Results of study, entitled “Sustained Remissions Following Chimeric Antigen Receptor Modified T Cells Directed Against CD19 (CTL019) in Patients with Relapsed or Refractory CD19+ Lymphomas,” revealed an overall treatment response rate (ORR) at three months of 47% in adults with relapsed or refractory diffuse large B-cell lymphoma (DLBCL) and 73% in adults with follicular lymphoma (FL).
“These data add to the growing body of clinical evidence on CTL019 and illustrate its potential benefit in the treatment of relapsed and refractory non-Hodgkin lymphoma, a disease with few effective options,” study leader Stephen Schuster, MD, associate professor at the Division of Hematology/Oncology at the University of Pennsylvania, Abramson Cancer Center, said in a press release. “We look forward to continuing this study to further understand longer-term patient response.”
The study comprised 26 patients, all adults, 15 with DLBCL and 11 with FL. Results showed that three of the DLBCL patients with a partial response (PR) to CTL019 treatment at three months converted to complete response (CR) at six months. A similar six-month CR was found in three patients with FL. One DLBCL patient with a three-month PR showed disease progression at month six, and one FL patient with a three-month PR showed progression at 12 months post-treatment. Median progression-free survival was 11.9 months for FL patients and three months for DLBCL patients.
Four study patients developed a grade 3 or higher cytokine release syndrome (CRS), a condition observed when the engineered cells in the CTL019 infusion activate and multiply inside a patient’s body. Patients with CRS usually experience flu-like symptoms, including high fevers, nausea, muscle pain, and, in some cases, a drop in blood pressure and difficulties in breathing. Neurologic toxicity was observed in two other patients, including one grade 3 episode of delirium and one possibly related grade 5 encephalopathy.
CTL019 is individually manufactured, with a patient’s T cells collected through a blood draw called leukapheresis and reprogrammed to target cancer and other B cells displaying CD19. The patient’s own modified cells are then reintroduced into the body. The cells are treated at a Novartis facility in Morris Plains, New Jersey, the first FDA-approved Good Manufacturing Practices site for cell therapy production in the United States.

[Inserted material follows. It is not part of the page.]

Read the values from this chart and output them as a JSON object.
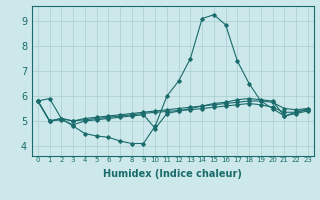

The facility is now processing cells for ongoing Phase 2 multi-center global studies of CTL019 in specific types of leukemia and lymphoma.
“The company’s investment in our state-of-the-art manufacturing facility has given us the capacity and scalability needed to support our growing global clinical trial program,” said Usman Azam, MD, global head, Cell & Gene Therapies Unit at Novartis. “Novartis is proud to be the first healthcare company to initiate Phase II CART therapy trials in the US, Europe, Canada and Australia. This is a significant step forward in our mission to help address unmet medical needs of patients.”